A week or so ago, on a day that wasn’t going so well, I posed a question to the members of a small knitting forum I’m part of. I asked people to share an experience in which knitting had helped them through a difficult time.
There were a number of responses. Some were instructive. Some were moving. All were warm and encouraging and helpful. One in particular suggested knitting a bird. My knitting friend said,
. . . one thing that helps when I feel stressed is to knit something really quick and easy, which I can complete in one go. I especially like Bluebird of Happiness. There’s a sense of achievement from just being able to complete something, especially if you can’t solve or fix or control everything else that’s going on around you.
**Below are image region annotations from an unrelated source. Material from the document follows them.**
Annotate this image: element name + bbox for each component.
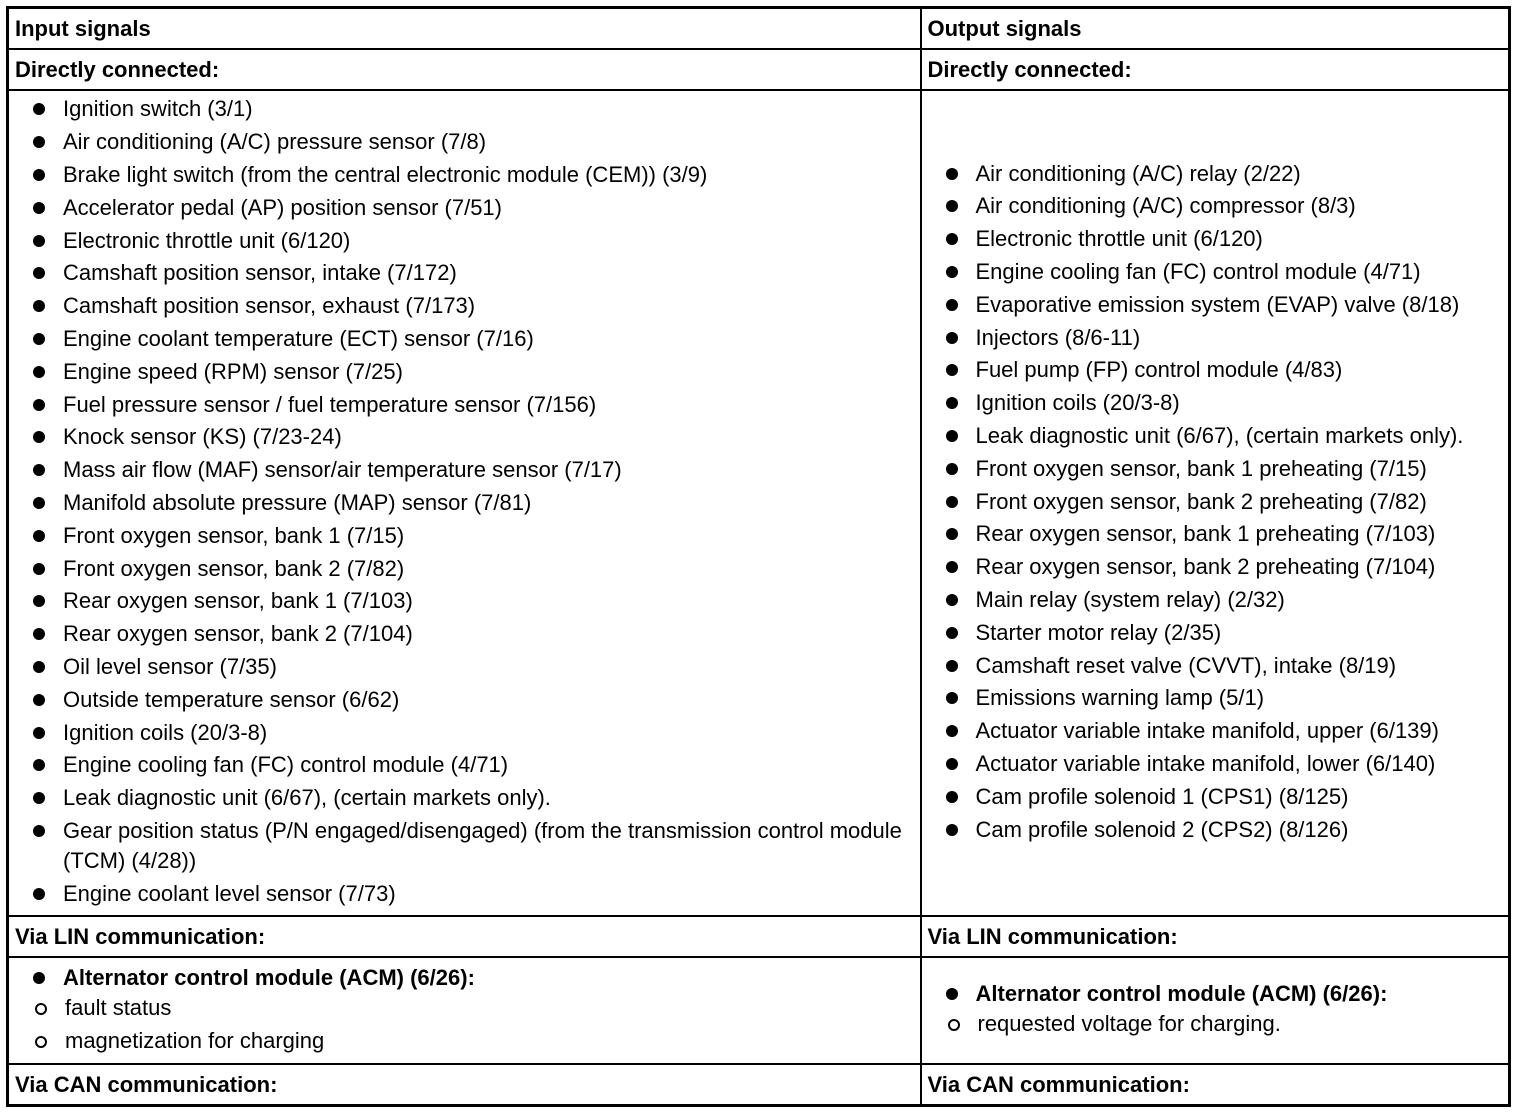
list-item: Engine cooling fan (FC) control module (…	[928, 257, 1503, 287]
list-item: Starter motor relay (2/35)	[928, 618, 1503, 648]
list-item: Manifold absolute pressure (MAP) sensor …	[15, 488, 914, 518]
list-item: Air conditioning (A/C) compressor (8/3)	[928, 191, 1503, 221]
section-title: Via CAN communication:	[919, 1063, 1511, 1107]
list-item: Front oxygen sensor, bank 1 preheating (…	[928, 454, 1503, 484]
list-item: Electronic throttle unit (6/120)	[928, 224, 1503, 254]
list-item: Camshaft reset valve (CVVT), intake (8/1…	[928, 651, 1503, 681]
signal-table: Input signals Output signals Directly conn…	[6, 6, 1511, 1107]
section-title-row: Via LIN communication: Via LIN communicat…	[6, 915, 1511, 958]
list-item: Air conditioning (A/C) pressure sensor (…	[15, 127, 914, 157]
list-item: Cam profile solenoid 2 (CPS2) (8/126)	[928, 815, 1503, 845]
table-body: Input signals Output signals Directly conn…	[6, 6, 1511, 1107]
bullet-list: Air conditioning (A/C) relay (2/22) Air c…	[928, 159, 1503, 845]
list-cell: Air conditioning (A/C) relay (2/22) Air c…	[919, 89, 1511, 917]
list-item: Actuator variable intake manifold, upper…	[928, 716, 1503, 746]
bullet-list: Alternator control module (ACM) (6/26): f…	[15, 963, 914, 1056]
list-cell: Ignition switch (3/1) Air conditioning (A…	[6, 89, 922, 917]
list-item: Front oxygen sensor, bank 2 preheating (…	[928, 487, 1503, 517]
list-item: Electronic throttle unit (6/120)	[15, 226, 914, 256]
sub-item: requested voltage for charging.	[928, 1009, 1503, 1039]
sub-item: magnetization for charging	[15, 1026, 914, 1056]
list-item: Rear oxygen sensor, bank 2 preheating (7…	[928, 552, 1503, 582]
sub-list: requested voltage for charging.	[928, 1009, 1503, 1039]
list-item: Cam profile solenoid 1 (CPS1) (8/125)	[928, 782, 1503, 812]
sub-item: fault status	[15, 993, 914, 1023]
list-item: Engine coolant level sensor (7/73)	[15, 879, 914, 909]
section-title: Via LIN communication:	[6, 915, 922, 958]
list-item: Air conditioning (A/C) relay (2/22)	[928, 159, 1503, 189]
list-item: Main relay (system relay) (2/32)	[928, 585, 1503, 615]
item-text: Alternator control module (ACM) (6/26):	[975, 981, 1388, 1007]
list-item: Knock sensor (KS) (7/23-24)	[15, 422, 914, 452]
list-item: Alternator control module (ACM) (6/26): r…	[928, 979, 1503, 1039]
list-item: Engine coolant temperature (ECT) sensor …	[15, 324, 914, 354]
list-item: Engine speed (RPM) sensor (7/25)	[15, 357, 914, 387]
list-item: Ignition switch (3/1)	[15, 94, 914, 124]
section-title-row: Via CAN communication: Via CAN communicat…	[6, 1063, 1511, 1107]
list-item: Accelerator pedal (AP) position sensor (…	[15, 193, 914, 223]
list-item: Leak diagnostic unit (6/67), (certain ma…	[928, 421, 1503, 451]
section-title: Via LIN communication:	[919, 915, 1511, 958]
list-item: Ignition coils (20/3-8)	[15, 718, 914, 748]
list-item: Fuel pressure sensor / fuel temperature …	[15, 390, 914, 420]
list-item: Alternator control module (ACM) (6/26): f…	[15, 963, 914, 1056]
item-text: Alternator control module (ACM) (6/26):	[63, 964, 475, 990]
list-item: Outside temperature sensor (6/62)	[15, 685, 914, 715]
list-item: Camshaft position sensor, exhaust (7/173…	[15, 291, 914, 321]
list-item: Front oxygen sensor, bank 2 (7/82)	[15, 554, 914, 584]
list-item: Camshaft position sensor, intake (7/172)	[15, 258, 914, 288]
list-item: Front oxygen sensor, bank 1 (7/15)	[15, 521, 914, 551]
list-item: Actuator variable intake manifold, lower…	[928, 749, 1503, 779]
list-item: Engine cooling fan (FC) control module (…	[15, 750, 914, 780]
bullet-list: Ignition switch (3/1) Air conditioning (A…	[15, 94, 914, 908]
list-item: Rear oxygen sensor, bank 1 (7/103)	[15, 586, 914, 616]
header-row: Input signals Output signals	[6, 6, 1511, 50]
list-item: Leak diagnostic unit (6/67), (certain ma…	[15, 783, 914, 813]
list-item: Ignition coils (20/3-8)	[928, 388, 1503, 418]
list-cell: Alternator control module (ACM) (6/26): r…	[919, 956, 1511, 1065]
section-title: Directly connected:	[6, 48, 922, 91]
section-title-row: Directly connected: Directly connected:	[6, 48, 1511, 91]
list-item: Injectors (8/6-11)	[928, 323, 1503, 353]
list-item: Brake light switch (from the central ele…	[15, 160, 914, 190]
list-item: Mass air flow (MAF) sensor/air temperatu…	[15, 455, 914, 485]
list-item: Evaporative emission system (EVAP) valve…	[928, 290, 1503, 320]
list-row: Alternator control module (ACM) (6/26): f…	[6, 956, 1511, 1065]
section-title: Directly connected:	[919, 48, 1511, 91]
bullet-list: Alternator control module (ACM) (6/26): r…	[928, 979, 1503, 1039]
sub-list: fault status magnetization for charging	[15, 993, 914, 1056]
list-cell: Alternator control module (ACM) (6/26): f…	[6, 956, 922, 1065]
list-item: Emissions warning lamp (5/1)	[928, 683, 1503, 713]
list-item: Rear oxygen sensor, bank 2 (7/104)	[15, 619, 914, 649]
header-cell: Output signals	[919, 6, 1511, 50]
section-title: Via CAN communication:	[6, 1063, 922, 1107]
list-row: Ignition switch (3/1) Air conditioning (A…	[6, 89, 1511, 917]
list-item: Gear position status (P/N engaged/diseng…	[15, 816, 914, 876]
list-item: Rear oxygen sensor, bank 1 preheating (7…	[928, 519, 1503, 549]
list-item: Fuel pump (FP) control module (4/83)	[928, 355, 1503, 385]
header-cell: Input signals	[6, 6, 922, 50]
list-item: Oil level sensor (7/35)	[15, 652, 914, 682]
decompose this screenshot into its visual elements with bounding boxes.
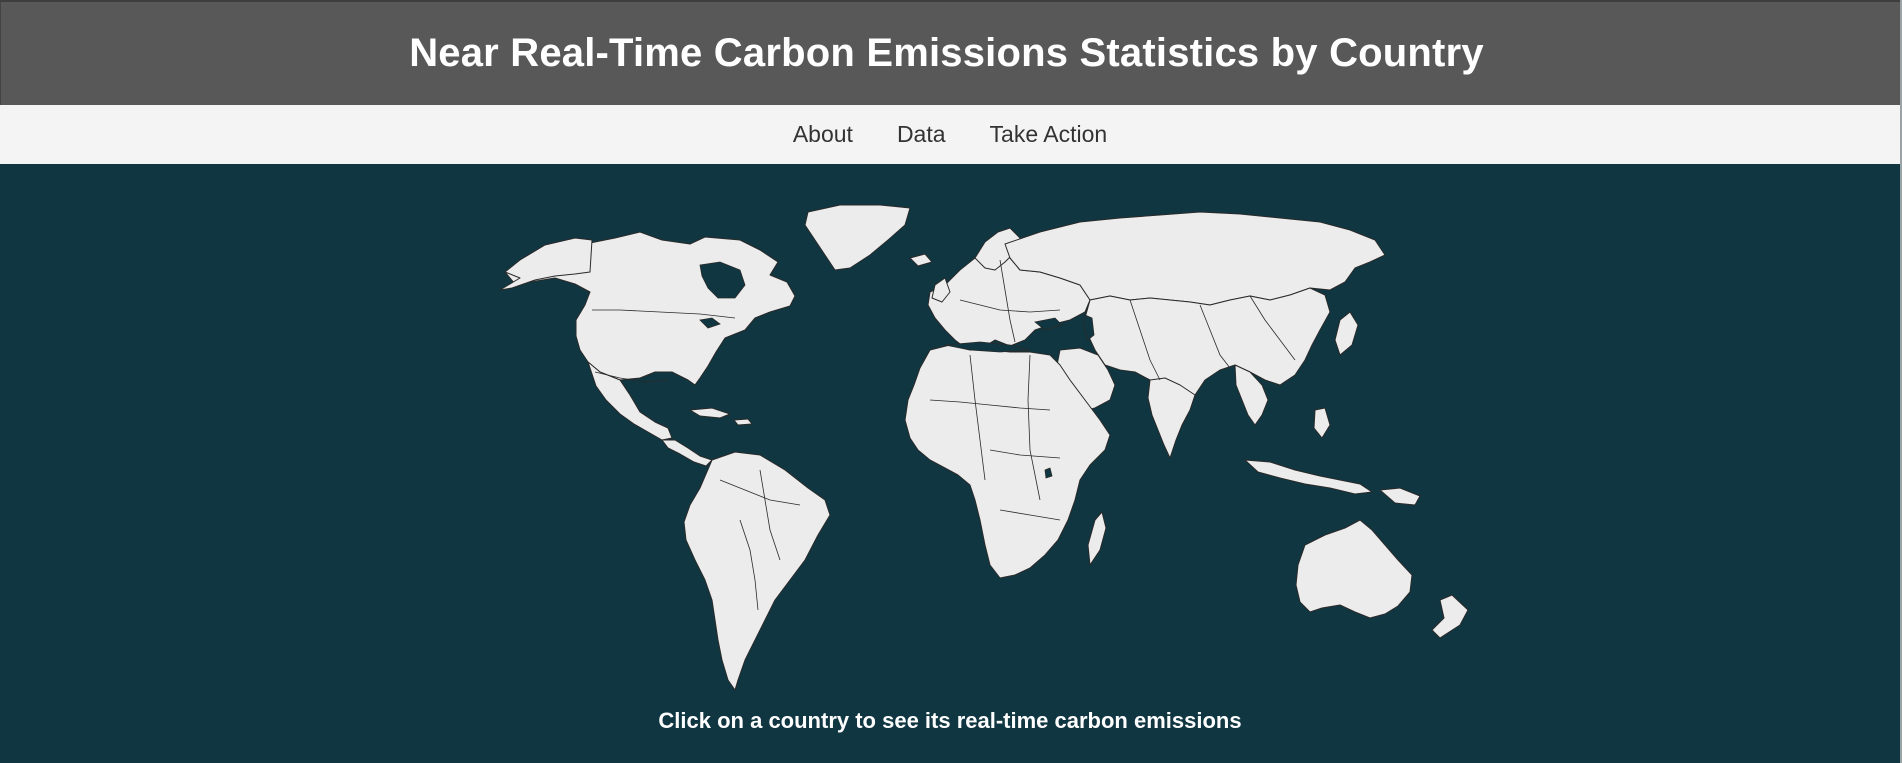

I have to admit that I wasn’t feeling all that hopeful. But trusting that another knitter wouldn’t steer me wrong, I thought, “what the heck; I’ll knit a bird.”
I cannot explain it, but knitting this little bird (and the several that followed) changed my outlook. The thinking about it, the picking out the yarn, the getting involved in the pattern . . . watching the little body start to take shape . . . The whole endeavor was monumentally soul soothing.
Before the bird, I was feeling depleted and pretty down. But then I knit the bird. And I felt a little better.
And you know what’s funny? One bird led to another in the most beautiful way.
And then this morning, as I was snapping some photos of my little birds of happiness, I glanced over at the pile of books near my desk, and my eyes came to rest on Annie Lamott’s incredible Bird by Bird.
Do you know this book? Its subtitle is Some Instructions on Writing and Life, and boy is it ever! I recommend it to everyone, even to those who have no interest in writing. Because of the life part. It’s fine advice.
Here’s where the title comes from:
Thirty years ago my older brother, who was ten years old at the time, was trying to get a report on birds written that he’d had three months to write, which was due the next day. We were out at our family cabin in Bolinas, and he was at the kitchen table close to tears, surrounded by binder paper and pencils and unopened books on birds, immobilized by the hugeness of the task ahead. Then my father sat down beside him, put his arm around my brother’s shoulder, and said, “Bird by bird, buddy. Just take it bird by bird.”
Sometimes when I’m feeling like I have to do everything, fix everything, understand everything . . . I become untethered and lose touch with what knitting is always trying to teach me–the only way forward is one stitch at a time, or as Lamott says, bird by bird.